Decision Date: April 26, 2019
Panel: Alan Andison
Keywords: Environmental Management Act – s. 99; Administrative Tribunals Act – s. 31(1)(a); preliminary decision; jurisdiction; waste management facility; appealable “decision”; summary dismissal; Unifor Local 2301 v. Rio Tinto Alcan Inc., 2017 BCCA 300
Sumas Environmental Services Inc. (“Sumas”) operates a waste management facility in Burnaby, BC. In 1998, Sumas received a permit for the facility under the former Waste Management Act, which provided for the issuance of permits to store, treat or recycle “special waste”.

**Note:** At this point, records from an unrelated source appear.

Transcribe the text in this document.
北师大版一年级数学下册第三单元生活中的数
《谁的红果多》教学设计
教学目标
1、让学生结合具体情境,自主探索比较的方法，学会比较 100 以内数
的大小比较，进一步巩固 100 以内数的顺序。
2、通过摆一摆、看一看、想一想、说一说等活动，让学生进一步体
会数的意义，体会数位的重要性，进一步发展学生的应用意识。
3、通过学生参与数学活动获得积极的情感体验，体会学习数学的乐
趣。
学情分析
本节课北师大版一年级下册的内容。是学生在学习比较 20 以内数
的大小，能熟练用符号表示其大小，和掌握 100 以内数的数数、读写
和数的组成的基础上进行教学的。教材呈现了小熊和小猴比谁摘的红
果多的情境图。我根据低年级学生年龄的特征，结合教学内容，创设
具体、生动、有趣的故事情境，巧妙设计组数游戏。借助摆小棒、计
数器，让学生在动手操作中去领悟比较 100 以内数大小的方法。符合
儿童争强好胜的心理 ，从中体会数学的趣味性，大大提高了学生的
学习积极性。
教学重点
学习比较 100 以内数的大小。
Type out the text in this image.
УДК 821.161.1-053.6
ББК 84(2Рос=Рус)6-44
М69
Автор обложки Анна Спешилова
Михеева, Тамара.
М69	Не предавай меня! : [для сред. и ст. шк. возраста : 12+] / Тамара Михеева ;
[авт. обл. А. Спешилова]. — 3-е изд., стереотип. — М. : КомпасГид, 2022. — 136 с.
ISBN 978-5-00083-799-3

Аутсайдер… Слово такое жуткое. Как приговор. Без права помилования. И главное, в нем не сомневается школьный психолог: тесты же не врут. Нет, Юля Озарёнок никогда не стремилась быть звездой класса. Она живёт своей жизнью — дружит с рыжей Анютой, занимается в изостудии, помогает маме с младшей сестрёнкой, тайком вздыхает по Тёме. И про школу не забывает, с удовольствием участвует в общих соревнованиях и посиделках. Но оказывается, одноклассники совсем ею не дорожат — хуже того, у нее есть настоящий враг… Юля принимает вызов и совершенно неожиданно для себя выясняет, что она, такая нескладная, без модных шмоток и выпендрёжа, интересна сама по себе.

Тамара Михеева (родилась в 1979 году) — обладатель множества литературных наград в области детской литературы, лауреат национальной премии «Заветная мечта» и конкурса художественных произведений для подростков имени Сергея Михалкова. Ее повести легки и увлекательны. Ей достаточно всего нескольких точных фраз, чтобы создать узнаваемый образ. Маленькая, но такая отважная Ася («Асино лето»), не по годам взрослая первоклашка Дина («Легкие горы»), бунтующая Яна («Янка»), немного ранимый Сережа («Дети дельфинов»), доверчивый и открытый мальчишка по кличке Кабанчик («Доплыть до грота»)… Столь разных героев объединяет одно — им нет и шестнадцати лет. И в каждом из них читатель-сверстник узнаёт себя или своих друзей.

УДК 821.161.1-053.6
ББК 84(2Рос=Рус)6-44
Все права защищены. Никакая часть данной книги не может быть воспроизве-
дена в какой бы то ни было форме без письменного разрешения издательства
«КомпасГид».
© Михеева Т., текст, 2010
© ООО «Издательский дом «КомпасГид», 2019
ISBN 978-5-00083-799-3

In 2004, the Waste Management Act was repealed and replaced with the Environmental Management Act (the “Act”). The Act does not mention “special waste”, but it uses the phrase “hazardous waste” which is defined in the Hazardous Waste Regulation (the “Regulation”). Section 8 of the Act states that a person must not operate a facility for the treatment, recycling, storage, disposal or destruction of a “hazardous waste” except in accordance with the regulations. Section 43 of the Regulation requires the submission of a registration form when certain quantities of hazardous waste are stored, treated, recycled or disposed of at a site. Unlike the former Waste Management Act, the Act does not also authorize the issuance of permits to store, treat or recycle “hazardous” (or formerly “special”) waste.
In 2015, Sumas submitted an application to register its facility under the Regulation, but the application was returned to Sumas because it was incomplete.

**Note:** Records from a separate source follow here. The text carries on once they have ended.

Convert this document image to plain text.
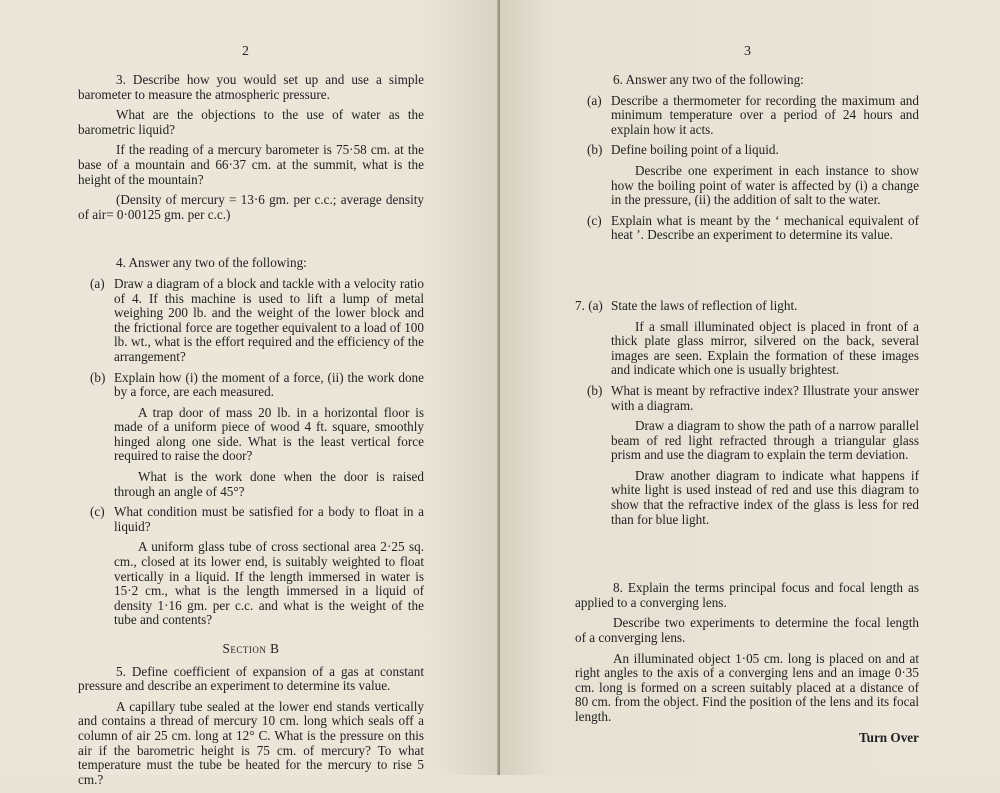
2

3. Describe how you would set up and use a simple barometer to measure the atmospheric pressure.

What are the objections to the use of water as the barometric liquid?

If the reading of a mercury barometer is 75·58 cm. at the base of a mountain and 66·37 cm. at the summit, what is the height of the mountain?

(Density of mercury = 13·6 gm. per c.c.; average density of air= 0·00125 gm. per c.c.)

4. Answer any two of the following:

(a) Draw a diagram of a block and tackle with a velocity ratio of 4. If this machine is used to lift a lump of metal weighing 200 lb. and the weight of the lower block and the frictional force are together equivalent to a load of 100 lb. wt., what is the effort required and the efficiency of the arrangement?
(b) Explain how (i) the moment of a force, (ii) the work done by a force, are each measured.

A trap door of mass 20 lb. in a horizontal floor is made of a uniform piece of wood 4 ft. square, smoothly hinged along one side. What is the least vertical force required to raise the door?

What is the work done when the door is raised through an angle of 45°?

(c) What condition must be satisfied for a body to float in a liquid?

A uniform glass tube of cross sectional area 2·25 sq. cm., closed at its lower end, is suitably weighted to float vertically in a liquid. If the length immersed in water is 15·2 cm., what is the length immersed in a liquid of density 1·16 gm. per c.c. and what is the weight of the tube and contents?

Section B

5. Define coefficient of expansion of a gas at constant pressure and describe an experiment to determine its value.

A capillary tube sealed at the lower end stands vertically and contains a thread of mercury 10 cm. long which seals off a column of air 25 cm. long at 12° C. What is the pressure on this air if the barometric height is 75 cm. of mercury? To what temperature must the tube be heated for the mercury to rise 5 cm.?

3

6. Answer any two of the following:

(a) Describe a thermometer for recording the maximum and minimum temperature over a period of 24 hours and explain how it acts.
(b) Define boiling point of a liquid.

Describe one experiment in each instance to show how the boiling point of water is affected by (i) a change in the pressure, (ii) the addition of salt to the water.

(c) Explain what is meant by the ‘ mechanical equivalent of heat ’. Describe an experiment to determine its value.
7. (a) State the laws of reflection of light.

If a small illuminated object is placed in front of a thick plate glass mirror, silvered on the back, several images are seen. Explain the formation of these images and indicate which one is usually brightest.

(b) What is meant by refractive index? Illustrate your answer with a diagram.

Draw a diagram to show the path of a narrow parallel beam of red light refracted through a triangular glass prism and use the diagram to explain the term deviation.

Draw another diagram to indicate what happens if white light is used instead of red and use this diagram to show that the refractive index of the glass is less for red than for blue light.

8. Explain the terms principal focus and focal length as applied to a converging lens.

Describe two experiments to determine the focal length of a converging lens.

An illuminated object 1·05 cm. long is placed on and at right angles to the axis of a converging lens and an image 0·35 cm. long is formed on a screen suitably placed at a distance of 80 cm. from the object. Find the position of the lens and its focal length.

Turn Over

On December 4, 2018, the Ministry of Environmental and Climate Change Strategy (the “Ministry”) issued a warning letter/inspection report to Sumas, stating that Sumas was not in compliance with section 43(2) of the Regulation or section 8 of the Act, because it had not submitted a complete application to register the facility. The Ministry warned that Sumas may be subject to enforcement action if it did not submit a completed application to register the facility.
On December 13, 2018, Sumas responded to the warning letter/inspection report. Sumas submitted that the facility’s permit is deemed to be a valid authorization under the Act based on section 140(2) of the Act, which provides that “A decision of a manager under the Waste Management Act is deemed to be a decision of a director under this Act.”

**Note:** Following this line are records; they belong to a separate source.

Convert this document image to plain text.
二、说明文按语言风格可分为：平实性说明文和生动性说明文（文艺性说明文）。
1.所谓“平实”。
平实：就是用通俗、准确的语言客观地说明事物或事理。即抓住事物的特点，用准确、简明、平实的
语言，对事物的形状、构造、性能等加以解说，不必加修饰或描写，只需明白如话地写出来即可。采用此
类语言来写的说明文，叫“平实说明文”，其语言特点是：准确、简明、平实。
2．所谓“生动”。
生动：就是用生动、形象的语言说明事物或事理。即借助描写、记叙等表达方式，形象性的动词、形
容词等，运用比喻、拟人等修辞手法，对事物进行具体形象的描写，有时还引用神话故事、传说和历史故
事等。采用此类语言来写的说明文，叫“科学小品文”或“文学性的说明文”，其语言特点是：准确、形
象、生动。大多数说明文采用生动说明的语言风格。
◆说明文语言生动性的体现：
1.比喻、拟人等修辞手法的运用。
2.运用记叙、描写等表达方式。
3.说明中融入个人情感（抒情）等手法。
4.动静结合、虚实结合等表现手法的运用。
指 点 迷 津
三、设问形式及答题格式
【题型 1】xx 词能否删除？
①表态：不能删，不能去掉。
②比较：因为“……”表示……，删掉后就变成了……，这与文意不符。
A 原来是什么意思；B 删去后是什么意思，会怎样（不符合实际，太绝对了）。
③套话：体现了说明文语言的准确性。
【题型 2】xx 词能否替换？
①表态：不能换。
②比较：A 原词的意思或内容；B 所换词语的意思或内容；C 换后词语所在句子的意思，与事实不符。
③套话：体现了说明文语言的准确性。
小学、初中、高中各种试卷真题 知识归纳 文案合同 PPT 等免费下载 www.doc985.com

On December 20, 2018, the Ministry responded to Sumas, stating that it disagreed with Sumas’ position, and outlining the Ministry’s view that the facility’s permit was no longer valid due to the repeal of the Waste Management Act, and the lack of a similar permitting authority under the Act. Sumas responded by stating that it disagreed with the Ministry’s interpretation of the legislation.
On January 18, 2019, the Ministry’s Director of Compliance (the “Director”) sent a letter to Sumas confirming that the Ministry disagreed with Sumas’ position, and reiterating that the operation of the facility without a valid registration under the Regulation is contrary to the Act and may be subject to enforcement action. He advised that the next compliance assessment of the Facility was scheduled for no later than February 28, 2019.
Sumas appealed the Director’s letter to the Board.
The Director raised a preliminary objection to the appeal. The Director submitted that his letter did not contain an appealable “decision” as defined in section 99 of the Act. Specifically, the Director submitted that the letter: did not contain an order, impose a requirement, or contain an exercise of power under the Act; and, did not cancel or amend Sumas’ permit, which was invalid due to the historic change in the legislation. The Director also submitted that Sumas would have an opportunity to file an appeal if, and when, the Director makes an appealable “decision”. The Director requested that the appeal be summarily dismissed for lack of jurisdiction.
The Board held that although it takes a liberal approach to interpreting section 99 of the Act, there must be some exercise of authority under, or derived from, the Act that relates to section 99 of the Act, in order for there to be an appealable “decision”. Sumas had identified no statutory authority under the Act, its regulations, or any statutory authority derived from the Act, for the alleged decision in the Director’s letter. The Board concluded that, even when viewed liberally, the Director’s letter did not contain a final or substantive decision that was made under, or derived from, the Act. Rather, the letter confirmed the Ministry’s interpretation of the legislation, and explained the steps the Sumas may take to bring the facility into compliance and avoid the risk of enforcement action that the Ministry may take in the future. As such, the letter did not contain an appealable “decision” as defined in section 99 of the Act, and the Board had no jurisdiction over the appeal.
Accordingly, the preliminary application to dismiss the appeal was granted.